Miro war zum Schluß gekommen, daß das menschliche Gehirn genau wie ein Computer Daten nur mit einer bestimmten Geschwindigkeit aufnehmen konnte. Wenn man zu langsam wurde, schweifte die Aufmerksamkeit des Zuhörers ab, und die Informationen waren verloren.
Aber auch nicht nur die Zuhörer. Miro mußte fair sein – er war mit sich genauso ungeduldig wie sie. Wenn er an die schiere Anstrengung dachte, die nötig war, eine komplizierte Idee zu erklären, wenn er erwartungsvoll versuchte, die Worte mit den Lippen, der Zunge und dem Kiefer zu bilden, und sie ihm nicht gehorchen wollten, wenn er daran dachte, wie lange das alles dauern würde, kam er sich normalerweise zu müde vor, um überhaupt zu sprechen. Sein Verstand raste so schnell wie eh und je und dachte mitunter so viele Gedanken, daß Miro am liebsten sein Gehirn abgeschaltet und sich gewünscht hätte, daß es schwieg und ihm Frieden gab. Doch diese Gedanken verblieben bei ihm; er teilte sie mit niemandem.
Bis auf Jane. Mit Jane konnte er sprechen. Sie war ihm zum ersten Mal zu Hause auf seinem Terminal erschienen; ihr Gesicht hatte auf dem Bildschirm Gestalt angenommen. »Ich bin eine Freundin des Sprechers für die Toten«, hatte sie gesagt. »Ich glaube, wir können diesen Computer dazu bringen, etwas schneller zu reagieren.« Von da an hatte Miro festgestellt, daß Jane die einzige Person war, mit der er problemlos sprechen konnte. Zum einen war sie unendlich geduldig. Sie führte seine Sätze niemals zu Ende. Sie konnte darauf warten, daß er sie selbst beendete, so daß er sich niemals gedrängt fühlte, niemals den Eindruck hatte, sie zu langweilen.
Noch wichtiger war vielleicht, daß er für sie seine Worte nicht so vollständig ausbilden mußten wie für menschliche Zuhörer. Andrew hatte ihm ein persönliches Terminal gegeben – einen Computerempfänger, der von einem ähnlichen Juwel umschlossen wurde wie das, das Andrew in seinem Ohr trug.
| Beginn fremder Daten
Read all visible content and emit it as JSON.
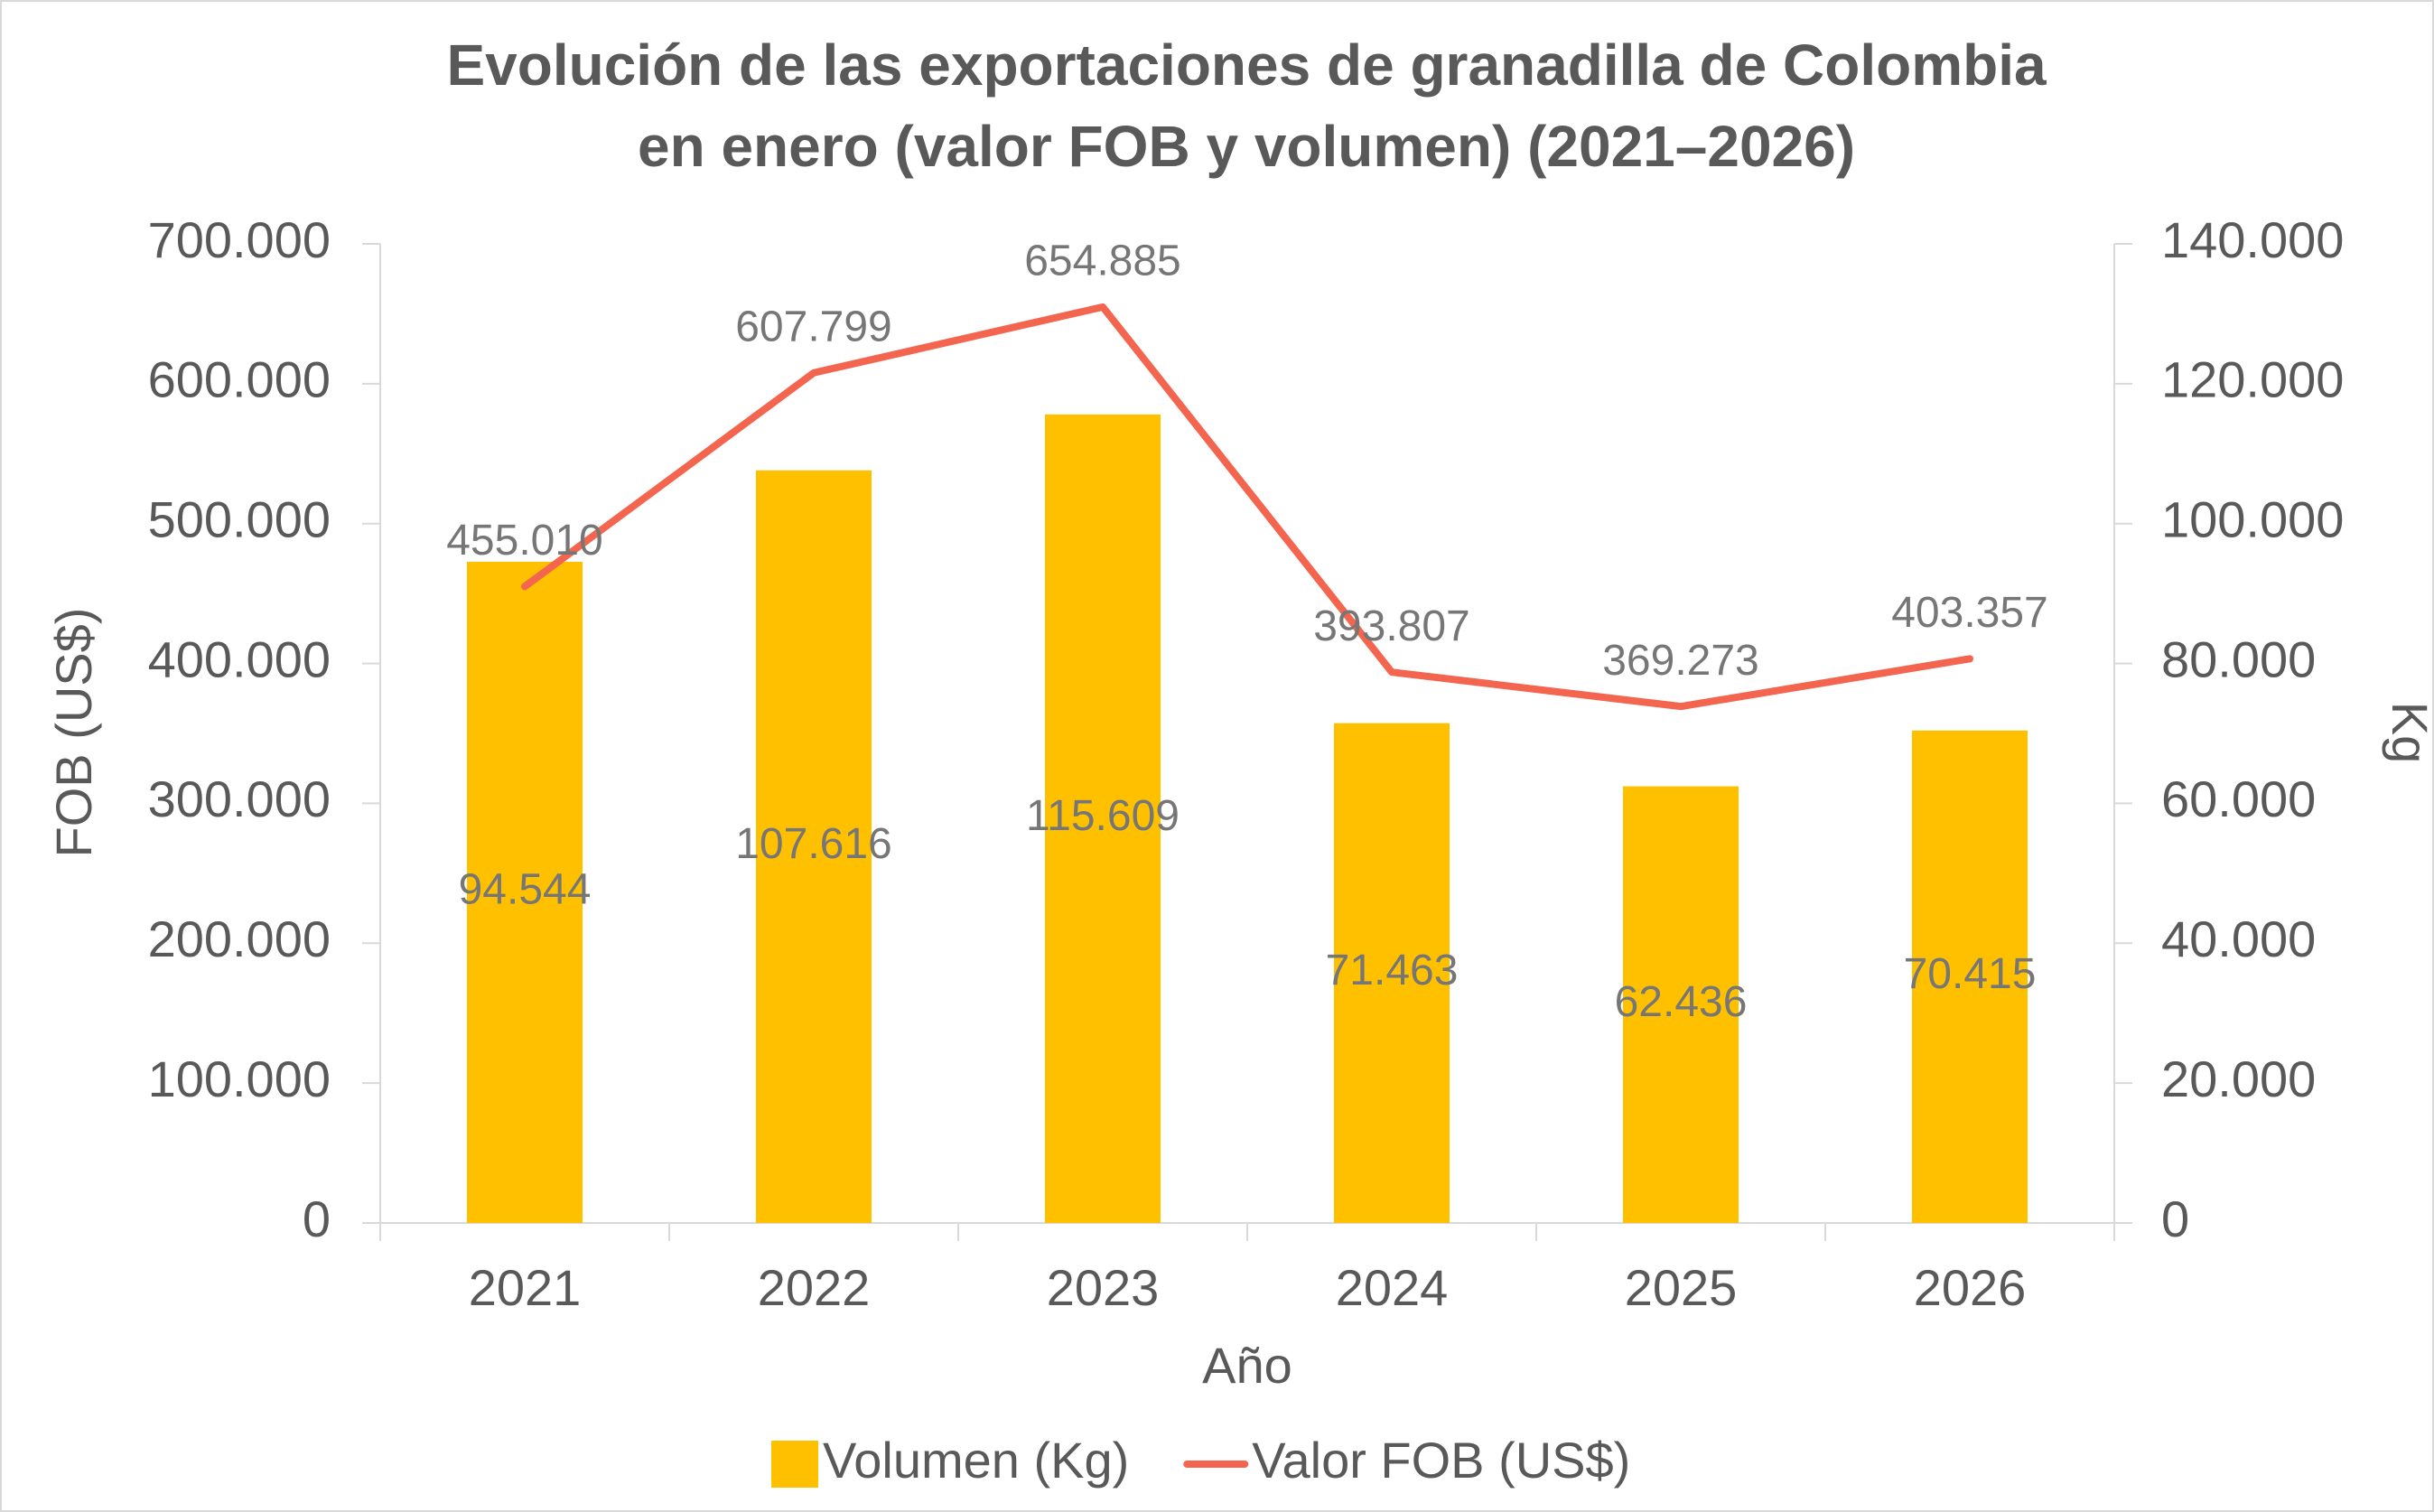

Von diesem günstigen Ausgangspunkt konnte Jane mit Hilfe der Sensoren des Juwels jedes Geräusch wahrnehmen, das er machte, jede Bewegung des Muskeln in seinem Kopf. Er mußte nicht jedes Geräusch vollenden, er mußte es nur beginnen, und sie verstand ihn. So konnte er faul sein. Er konnte schneller sprechen und wurde verstanden.
Und er konnte auch stumm sprechen. Er konnte subvokalisieren – er mußte nicht diese unbeholfene, bellende, heulende Stimme benutzen. Wenn er also mit Jane sprach, konnte er schnell und natürlich sprechen, ohne daran erinnert zu werden, daß er ein Krüppel war. Wenn er mit Jane sprach, fühlte er sich wie er selbst.